The PSD begins today four days dedicated to health, which include visits by Luis Montenegro to hospitals and health centers, and the presentation of “a document framing the policy guidelines” for the sector.
This morning a meeting of the PSD Permanent Commission – the PSD’s innermost core – is scheduled to focus on health, followed by a press conference, on the day one year after Montenegro was elected president of the Social Democrats in Congress.
Last Thursday in Brussels, the Social Democrat leader announced that the party would present this week “a framework document of policy guidelines that can stop the deterioration of the National Health Service (NHS) and the provision of health care to the population.
“As the Public Finance Council eventually recognizes, management in the health area has been particularly inefficient. With more money, we can’t meet people’s needs in terms of consultations, surgeries, and even family medicine – more and more Portuguese people don’t have access to a family doctor,” he said.

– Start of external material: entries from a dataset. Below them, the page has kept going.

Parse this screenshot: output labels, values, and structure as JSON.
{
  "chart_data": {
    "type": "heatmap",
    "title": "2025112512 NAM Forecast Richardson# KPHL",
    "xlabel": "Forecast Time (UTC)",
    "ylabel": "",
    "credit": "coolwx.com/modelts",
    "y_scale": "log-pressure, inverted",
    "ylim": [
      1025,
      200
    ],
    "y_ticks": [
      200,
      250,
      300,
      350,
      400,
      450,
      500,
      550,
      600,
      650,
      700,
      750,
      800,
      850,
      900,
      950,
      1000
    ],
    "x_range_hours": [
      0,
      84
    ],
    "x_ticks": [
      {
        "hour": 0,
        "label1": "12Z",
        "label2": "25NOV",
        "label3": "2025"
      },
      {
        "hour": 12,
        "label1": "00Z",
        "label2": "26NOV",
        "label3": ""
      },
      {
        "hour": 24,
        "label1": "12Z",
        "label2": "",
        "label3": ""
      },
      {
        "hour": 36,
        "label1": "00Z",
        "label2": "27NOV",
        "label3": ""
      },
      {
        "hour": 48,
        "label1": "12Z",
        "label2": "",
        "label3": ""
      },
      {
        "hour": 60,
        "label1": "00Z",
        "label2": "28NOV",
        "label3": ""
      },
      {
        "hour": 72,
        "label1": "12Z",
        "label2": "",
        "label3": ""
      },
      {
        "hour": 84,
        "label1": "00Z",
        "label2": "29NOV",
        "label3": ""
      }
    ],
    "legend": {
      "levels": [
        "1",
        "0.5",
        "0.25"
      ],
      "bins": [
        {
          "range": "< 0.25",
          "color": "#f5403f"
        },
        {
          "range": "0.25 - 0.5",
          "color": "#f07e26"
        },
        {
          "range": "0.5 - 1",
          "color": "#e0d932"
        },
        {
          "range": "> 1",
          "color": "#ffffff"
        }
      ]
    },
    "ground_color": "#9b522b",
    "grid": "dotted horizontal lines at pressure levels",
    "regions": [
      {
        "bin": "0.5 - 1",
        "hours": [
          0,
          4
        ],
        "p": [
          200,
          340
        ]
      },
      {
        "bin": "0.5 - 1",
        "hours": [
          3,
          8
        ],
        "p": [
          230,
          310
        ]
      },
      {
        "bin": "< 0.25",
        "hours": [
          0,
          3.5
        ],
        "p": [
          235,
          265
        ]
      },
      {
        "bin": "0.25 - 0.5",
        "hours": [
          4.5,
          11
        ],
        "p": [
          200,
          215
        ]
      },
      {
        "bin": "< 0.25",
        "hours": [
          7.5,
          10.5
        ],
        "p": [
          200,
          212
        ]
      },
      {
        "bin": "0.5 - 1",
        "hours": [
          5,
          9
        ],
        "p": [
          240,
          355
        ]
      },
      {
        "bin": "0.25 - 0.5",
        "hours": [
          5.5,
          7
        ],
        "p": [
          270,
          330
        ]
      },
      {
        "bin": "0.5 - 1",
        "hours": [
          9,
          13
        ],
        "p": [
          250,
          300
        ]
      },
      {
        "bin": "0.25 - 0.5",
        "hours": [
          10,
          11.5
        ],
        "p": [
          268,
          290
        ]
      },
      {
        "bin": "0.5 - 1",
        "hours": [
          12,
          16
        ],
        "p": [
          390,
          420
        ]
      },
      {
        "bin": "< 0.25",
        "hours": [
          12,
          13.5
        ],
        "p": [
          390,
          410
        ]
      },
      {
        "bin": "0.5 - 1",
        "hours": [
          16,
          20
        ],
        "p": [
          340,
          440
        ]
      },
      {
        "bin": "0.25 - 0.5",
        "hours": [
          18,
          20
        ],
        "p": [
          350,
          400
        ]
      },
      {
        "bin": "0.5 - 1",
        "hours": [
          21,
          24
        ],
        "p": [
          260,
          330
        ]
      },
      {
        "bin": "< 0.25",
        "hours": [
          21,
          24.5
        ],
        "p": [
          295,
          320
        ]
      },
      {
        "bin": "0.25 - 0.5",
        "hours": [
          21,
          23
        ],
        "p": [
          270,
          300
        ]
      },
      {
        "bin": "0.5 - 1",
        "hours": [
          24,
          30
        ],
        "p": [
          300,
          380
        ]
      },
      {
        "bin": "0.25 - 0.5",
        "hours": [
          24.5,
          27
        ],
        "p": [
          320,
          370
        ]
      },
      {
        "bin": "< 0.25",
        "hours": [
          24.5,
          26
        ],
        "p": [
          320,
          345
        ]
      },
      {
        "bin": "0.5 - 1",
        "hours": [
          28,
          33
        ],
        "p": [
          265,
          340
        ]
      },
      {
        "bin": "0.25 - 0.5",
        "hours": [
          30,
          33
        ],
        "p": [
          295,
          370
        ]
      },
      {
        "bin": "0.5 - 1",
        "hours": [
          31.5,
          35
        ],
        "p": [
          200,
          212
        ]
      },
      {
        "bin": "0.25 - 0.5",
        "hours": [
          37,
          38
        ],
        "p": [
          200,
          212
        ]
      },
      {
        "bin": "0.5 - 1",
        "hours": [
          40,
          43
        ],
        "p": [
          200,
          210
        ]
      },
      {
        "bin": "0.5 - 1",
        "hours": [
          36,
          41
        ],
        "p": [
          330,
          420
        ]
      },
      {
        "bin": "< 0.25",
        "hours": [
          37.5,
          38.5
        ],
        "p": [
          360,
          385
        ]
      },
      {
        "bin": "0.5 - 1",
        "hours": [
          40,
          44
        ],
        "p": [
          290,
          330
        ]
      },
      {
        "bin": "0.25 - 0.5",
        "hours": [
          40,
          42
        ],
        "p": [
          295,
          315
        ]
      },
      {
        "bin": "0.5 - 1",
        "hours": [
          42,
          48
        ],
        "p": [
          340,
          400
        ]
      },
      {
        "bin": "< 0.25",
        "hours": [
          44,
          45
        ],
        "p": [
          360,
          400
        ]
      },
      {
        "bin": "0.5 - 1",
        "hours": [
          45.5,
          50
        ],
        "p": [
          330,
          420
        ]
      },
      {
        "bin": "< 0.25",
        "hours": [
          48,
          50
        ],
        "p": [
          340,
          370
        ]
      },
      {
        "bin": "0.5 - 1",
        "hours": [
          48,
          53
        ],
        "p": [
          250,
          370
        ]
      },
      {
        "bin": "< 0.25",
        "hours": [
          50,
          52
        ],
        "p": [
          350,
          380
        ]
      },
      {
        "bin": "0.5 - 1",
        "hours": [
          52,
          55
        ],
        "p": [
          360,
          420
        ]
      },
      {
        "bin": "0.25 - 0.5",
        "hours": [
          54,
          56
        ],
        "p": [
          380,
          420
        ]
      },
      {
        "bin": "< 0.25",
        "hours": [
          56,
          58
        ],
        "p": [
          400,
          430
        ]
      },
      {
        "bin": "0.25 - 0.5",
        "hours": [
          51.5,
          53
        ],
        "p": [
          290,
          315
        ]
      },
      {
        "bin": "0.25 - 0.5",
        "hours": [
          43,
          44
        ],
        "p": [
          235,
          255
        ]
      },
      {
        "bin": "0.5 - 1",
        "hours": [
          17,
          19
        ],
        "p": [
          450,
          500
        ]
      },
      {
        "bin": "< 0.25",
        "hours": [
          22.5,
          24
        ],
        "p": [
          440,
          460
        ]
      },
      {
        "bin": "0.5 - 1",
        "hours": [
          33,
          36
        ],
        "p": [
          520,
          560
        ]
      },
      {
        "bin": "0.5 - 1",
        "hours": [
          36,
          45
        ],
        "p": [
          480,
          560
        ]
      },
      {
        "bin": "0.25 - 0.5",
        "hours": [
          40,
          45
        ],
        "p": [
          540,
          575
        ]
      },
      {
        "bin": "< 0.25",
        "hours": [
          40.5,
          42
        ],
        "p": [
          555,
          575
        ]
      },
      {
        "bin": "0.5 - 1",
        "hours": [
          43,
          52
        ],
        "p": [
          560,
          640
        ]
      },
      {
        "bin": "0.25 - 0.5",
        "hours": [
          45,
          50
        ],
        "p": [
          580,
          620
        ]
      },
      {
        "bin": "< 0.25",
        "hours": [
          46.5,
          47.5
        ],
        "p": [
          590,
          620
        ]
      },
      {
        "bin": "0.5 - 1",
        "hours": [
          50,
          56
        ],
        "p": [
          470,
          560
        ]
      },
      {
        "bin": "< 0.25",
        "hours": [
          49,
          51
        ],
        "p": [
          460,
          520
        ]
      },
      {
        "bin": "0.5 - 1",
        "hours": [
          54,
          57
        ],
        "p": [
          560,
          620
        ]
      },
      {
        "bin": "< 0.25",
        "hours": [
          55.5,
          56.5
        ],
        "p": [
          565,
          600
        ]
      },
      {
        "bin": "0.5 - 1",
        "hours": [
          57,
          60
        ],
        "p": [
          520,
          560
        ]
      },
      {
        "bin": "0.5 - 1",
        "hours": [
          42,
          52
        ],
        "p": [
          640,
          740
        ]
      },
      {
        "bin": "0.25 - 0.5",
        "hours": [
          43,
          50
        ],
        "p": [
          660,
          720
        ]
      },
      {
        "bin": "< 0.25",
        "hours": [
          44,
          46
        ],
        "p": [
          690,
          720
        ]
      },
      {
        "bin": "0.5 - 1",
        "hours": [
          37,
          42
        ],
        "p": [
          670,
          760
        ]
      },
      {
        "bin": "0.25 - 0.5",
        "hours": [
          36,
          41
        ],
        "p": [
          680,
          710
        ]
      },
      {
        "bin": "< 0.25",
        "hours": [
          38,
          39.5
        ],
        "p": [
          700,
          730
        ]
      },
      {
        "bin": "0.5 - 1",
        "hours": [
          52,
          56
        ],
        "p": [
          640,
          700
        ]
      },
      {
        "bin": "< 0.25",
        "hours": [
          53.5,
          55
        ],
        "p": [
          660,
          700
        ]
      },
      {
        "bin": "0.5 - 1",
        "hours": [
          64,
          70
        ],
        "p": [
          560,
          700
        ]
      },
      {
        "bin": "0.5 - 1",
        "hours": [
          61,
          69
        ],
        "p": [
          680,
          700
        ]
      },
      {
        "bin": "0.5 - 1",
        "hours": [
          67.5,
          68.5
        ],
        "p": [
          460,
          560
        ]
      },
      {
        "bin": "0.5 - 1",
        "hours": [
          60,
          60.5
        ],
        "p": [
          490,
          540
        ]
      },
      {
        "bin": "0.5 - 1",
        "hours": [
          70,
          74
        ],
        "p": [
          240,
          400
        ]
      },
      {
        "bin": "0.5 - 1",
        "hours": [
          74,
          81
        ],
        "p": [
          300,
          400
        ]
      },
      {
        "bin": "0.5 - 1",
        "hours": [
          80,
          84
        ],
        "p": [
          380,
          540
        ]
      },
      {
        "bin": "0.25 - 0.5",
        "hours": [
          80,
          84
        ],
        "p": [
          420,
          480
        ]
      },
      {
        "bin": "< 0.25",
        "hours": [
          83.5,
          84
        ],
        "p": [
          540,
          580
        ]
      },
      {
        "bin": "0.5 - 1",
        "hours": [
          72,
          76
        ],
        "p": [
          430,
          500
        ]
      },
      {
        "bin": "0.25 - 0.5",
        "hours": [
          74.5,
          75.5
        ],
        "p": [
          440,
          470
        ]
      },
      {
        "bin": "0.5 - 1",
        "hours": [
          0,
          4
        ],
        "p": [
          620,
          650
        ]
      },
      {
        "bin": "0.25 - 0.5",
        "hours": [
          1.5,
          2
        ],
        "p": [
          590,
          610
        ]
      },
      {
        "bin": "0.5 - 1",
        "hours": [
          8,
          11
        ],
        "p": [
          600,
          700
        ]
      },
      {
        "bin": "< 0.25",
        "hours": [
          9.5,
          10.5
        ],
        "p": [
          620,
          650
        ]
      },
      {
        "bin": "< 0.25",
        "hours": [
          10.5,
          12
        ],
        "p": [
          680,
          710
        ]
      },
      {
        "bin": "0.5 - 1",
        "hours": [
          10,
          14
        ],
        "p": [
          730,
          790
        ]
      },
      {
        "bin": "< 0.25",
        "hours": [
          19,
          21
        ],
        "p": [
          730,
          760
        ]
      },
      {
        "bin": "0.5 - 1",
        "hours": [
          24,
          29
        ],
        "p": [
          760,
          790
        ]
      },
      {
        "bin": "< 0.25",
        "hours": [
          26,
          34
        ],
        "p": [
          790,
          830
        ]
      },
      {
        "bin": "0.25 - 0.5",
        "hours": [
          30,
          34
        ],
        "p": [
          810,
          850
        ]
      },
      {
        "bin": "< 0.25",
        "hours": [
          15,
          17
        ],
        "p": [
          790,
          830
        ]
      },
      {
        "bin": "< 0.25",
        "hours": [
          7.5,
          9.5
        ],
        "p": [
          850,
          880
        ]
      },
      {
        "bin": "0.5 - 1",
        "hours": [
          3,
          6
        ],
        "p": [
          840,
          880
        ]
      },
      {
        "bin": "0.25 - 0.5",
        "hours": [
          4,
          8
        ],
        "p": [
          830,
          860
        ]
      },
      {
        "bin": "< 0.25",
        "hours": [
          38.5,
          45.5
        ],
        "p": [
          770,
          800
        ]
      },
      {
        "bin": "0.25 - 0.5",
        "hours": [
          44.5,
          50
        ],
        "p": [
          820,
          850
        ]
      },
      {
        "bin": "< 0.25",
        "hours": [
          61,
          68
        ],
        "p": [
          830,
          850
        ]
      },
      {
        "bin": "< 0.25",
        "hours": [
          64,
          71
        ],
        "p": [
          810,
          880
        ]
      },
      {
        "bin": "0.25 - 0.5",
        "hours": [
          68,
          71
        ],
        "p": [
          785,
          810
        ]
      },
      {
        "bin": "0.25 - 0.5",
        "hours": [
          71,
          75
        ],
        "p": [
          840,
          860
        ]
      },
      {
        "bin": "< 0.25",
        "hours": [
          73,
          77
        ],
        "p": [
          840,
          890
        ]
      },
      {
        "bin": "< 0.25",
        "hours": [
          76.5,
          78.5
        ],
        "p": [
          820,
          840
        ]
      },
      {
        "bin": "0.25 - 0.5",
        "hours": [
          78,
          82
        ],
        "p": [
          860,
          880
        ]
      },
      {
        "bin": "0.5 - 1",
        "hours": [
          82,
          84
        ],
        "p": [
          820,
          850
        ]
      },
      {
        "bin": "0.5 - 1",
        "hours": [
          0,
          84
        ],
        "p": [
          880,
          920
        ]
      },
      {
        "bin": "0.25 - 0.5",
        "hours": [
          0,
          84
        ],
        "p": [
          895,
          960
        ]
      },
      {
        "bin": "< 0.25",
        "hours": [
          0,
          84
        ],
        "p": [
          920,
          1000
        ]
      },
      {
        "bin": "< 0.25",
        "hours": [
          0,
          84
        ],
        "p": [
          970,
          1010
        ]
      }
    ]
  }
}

This afternoon, Montenegro will visit the Garcia de Orta Hospital in Almada (Setúbal) and, on Tuesday, the Algarve University Hospital Center in Faro, and the Bial company in Trofa (Porto).
The program, not yet fully disclosed, will continue until Thursday, ending with the debate set by the PSD in the Portuguese Parliament, in which five draft resolutions already delivered last week will be discussed and voted on.
The recommendations to the Government (which do not have the force of law) focus on the strengthening of the SNS, the generalization of family doctors, access to medicines and continuous and palliative care, and the reduction of waiting lists for surgeries, consultations, and exams.
The PSD recommends to the government, for example, that “the entire revenue obtained from the tax on non-alcoholic beverages and 3% from the tax on tobacco” – which it estimates at 100 million Euros per year – be devoted to health promotion and disease prevention, through information campaigns.
The social-democrats will also resume the defense of Public-Private Partnerships, whether for the private management of public units or for the direct delivery of health services, “whenever such options are more advantageous, in terms of the binomial quality-costs”.
Including in the remuneration of NHS medical workers “a reward based on the production achieved and the health gains obtained” or the creation of a Health Charter (an updated database of health infrastructures and equipment, public, private or social) are other recommendations.
In the access to continued and palliative care, the PSD asks the Government, with concrete goals until 2026, to reinforce the number of beds in the two areas and the financial contribution of the State.
To reduce waiting times for surgeries, consultations and exams, the social democrats advocate additional incentives for the recovery of planned care activity in the SNS and the signing of contracts with private sector entities, the social sector and self-employed professionals “whenever the maximum guaranteed response times are exceeded.
The PSD also wants the government to “fulfill the Prime Minister’s promise, made in 2016, to assign family doctor to all Portuguese”, if necessary using the social and private sectors to ensure, by the end of this year, universal coverage of the entire population.